Rouget let his sister and nephew kiss him, and then he went away without manifesting any feeling himself. Baruch, at a hint from his grandfather, had been to see the postmaster. At eleven o’clock that night, the two Parisians, ensconced in a wicker cabriolet drawn by one horse and ridden by a postilion, quitted Issoudun. Adolphine and Madame Hochon parted from them with tears in their eyes; they alone regretted Joseph and Agathe.
“They are gone!” said Francois Hochon, going, with the Rabouilleuse, into Max’s bedroom.
“Well done! the trick succeeded,” answered Max, who was now tired and feverish.
“But what did you say to old Mouilleron?” asked Francois.

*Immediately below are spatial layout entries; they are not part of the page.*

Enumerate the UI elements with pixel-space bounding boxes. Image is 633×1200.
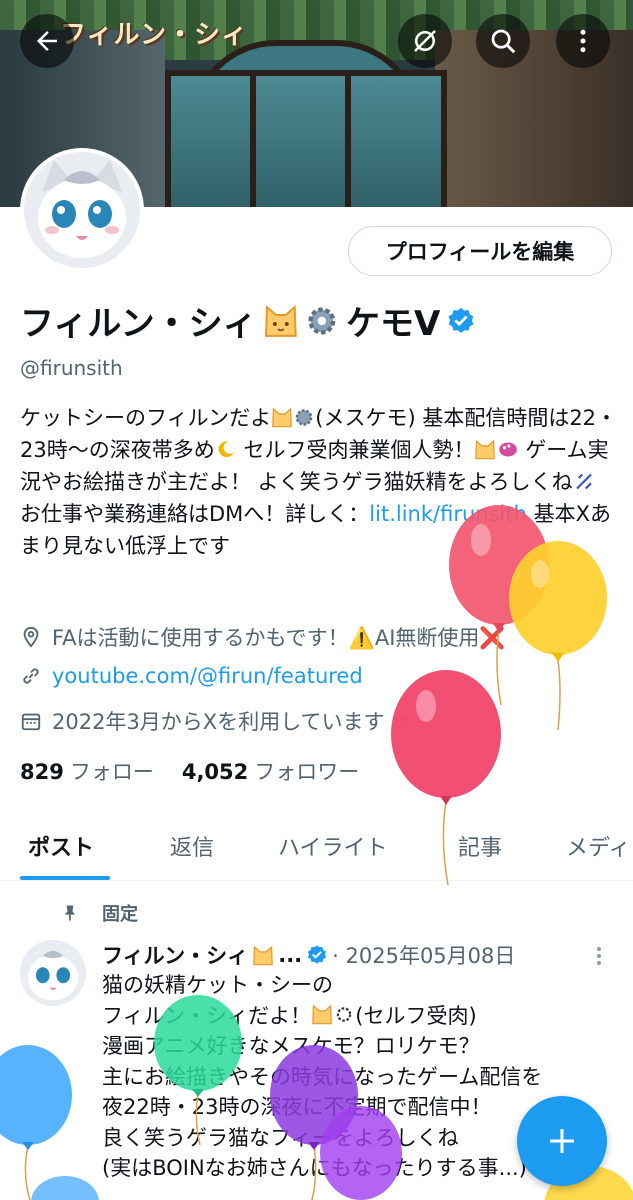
profile-location: FAは活動に使用するかもです！⚠️AI無断使用❌ [20,622,506,652]
post-header: フィルン・シィ ... · 2025年05月08日 [102,940,515,970]
offline-sync-icon [414,30,436,52]
link-icon [23,668,39,684]
followers-count: 4,052 [181,760,249,784]
bio-link[interactable]: lit.link/firunsith [369,502,527,526]
profile-name: フィルン・シィ ケモV [20,296,476,345]
calendar-icon [21,713,41,731]
post-author-avatar[interactable] [20,940,86,1006]
verified-badge-icon [448,307,474,333]
sparkle-icon [575,473,592,489]
cat-face-icon [272,407,293,427]
gear-icon [295,408,313,426]
profile-name-suffix: ケモV [346,304,441,344]
post-line: 主にお絵描きやその時気になったゲーム配信を [102,1064,543,1089]
post-author-ellipsis: ... [278,943,303,967]
location-pin-icon [23,626,39,648]
profile-tabs: ポスト 返信 ハイライト 記事 メディア [0,820,633,881]
crescent-moon-icon [218,440,234,457]
plus-icon [550,1129,574,1153]
cat-face-icon [253,945,274,965]
profile-avatar[interactable] [20,148,144,272]
followers-link[interactable]: 4,052 フォロワー [182,756,359,786]
following-label: フォロー [69,760,154,784]
tab-posts[interactable]: ポスト [28,830,94,862]
more-vertical-icon [580,29,586,53]
tab-replies[interactable]: 返信 [170,830,214,862]
banner-window [165,70,447,207]
banner-mullion [345,70,351,207]
offline-sync-button[interactable] [398,14,452,68]
cat-face-icon [475,439,496,459]
profile-name-text: フィルン・シィ [20,304,257,344]
gear-icon [308,307,336,334]
search-button[interactable] [476,14,530,68]
profile-joined: 2022年3月からXを利用しています [20,706,411,736]
banner-logo: フィルン・シィ [60,20,248,50]
post-line: 猫の妖精ケット・シーの [102,973,333,997]
post-line: フィルン・シィだよ！ (セルフ受肉) [102,1001,622,1032]
gear-icon [337,1007,352,1022]
cat-face-icon [264,304,297,337]
arrow-left-icon [37,31,57,51]
bio-text: お仕事や業務連絡はDMへ！詳しく： [20,502,370,526]
post-more-button[interactable] [592,944,606,972]
followers-label: フォロワー [254,760,360,784]
post-line-text: (セルフ受肉) [355,1003,477,1028]
tab-highlights[interactable]: ハイライト [278,830,388,862]
post-author-name[interactable]: フィルン・シィ [102,940,248,970]
cat-avatar-icon [20,940,86,1006]
website-link[interactable]: youtube.com/@firun/featured [52,664,363,688]
paint-palette-icon [498,442,517,457]
bio-text: ケットシーのフィルンだよ [20,406,272,430]
balloon-blue-icon [0,1045,72,1200]
chevron-right-icon[interactable] [395,713,411,729]
tab-media[interactable]: メディア [566,830,633,862]
bio-text: セルフ受肉兼業個人勢！ [236,438,475,462]
profile-website[interactable]: youtube.com/@firun/featured [20,664,363,688]
post-date: · 2025年05月08日 [332,944,516,968]
verified-badge-icon [308,945,327,964]
balloon-yellow-icon [509,541,607,730]
follow-counts: 829 フォロー 4,052 フォロワー [20,756,359,786]
tab-articles[interactable]: 記事 [458,830,502,862]
profile-handle: @firunsith [20,356,123,380]
back-button[interactable] [20,14,74,68]
edit-profile-button[interactable]: プロフィールを編集 [348,226,612,276]
cat-avatar-icon [24,152,140,268]
cat-face-icon [312,1004,333,1025]
profile-bio: ケットシーのフィルンだよ (メスケモ) 基本配信時間は22・23時〜の深夜帯多め … [20,402,620,562]
more-vertical-icon [597,947,601,965]
pinned-text: 固定 [102,904,138,925]
banner-mullion [250,70,256,207]
post-line-text: フィルン・シィだよ！ [102,1003,312,1028]
following-count: 829 [20,760,64,784]
pinned-label: 固定 [60,900,138,926]
active-tab-indicator [20,876,110,880]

“I told him that I had given my assassin some cause to waylay me; that he was a dangerous man and likely, if I followed up the affair, to kill me like a dog before he could be captured. Consequently, I begged Mouilleron and Prangin to make the most active search ostensibly, but really to let the assassin go in peace, unless they wished to see me a dead man.”
“I do hope, Max,” said Flore, “that you will be quiet at night for some time to come.”
“At any rate, we are delivered from the Parisians!” cried Max. “The fellow who stabbed me had no idea what a service he was doing us.”
The next day, the departure of the Parisians was celebrated as a victory of the provinces over Paris by every one in Issoudun, except the more sober and staid inhabitants, who shared the opinions of Monsieur and Madame Hochon. A few of Max’s friends spoke very harshly of the Bridaus.
“Do those Parisians fancy we are all idiots,” cried one, “and think they have only got to hold their hats and catch legacies?”
“They came to fleece, but they have got shorn themselves,” said another; “the nephew is not to the uncle’s taste.”
“And, if you please, they actually consulted a lawyer in Paris – ”
“Ah! had they really a plan?”
“Why, of course, – a plan to get possession of old Rouget. But the Parisians were not clever enough; that lawyer can’t crow over us Berrichons!”
“How abominable!”
“That’s Paris for you!”
“The Rabouilleuse knew they came to attack her, and she defended herself.”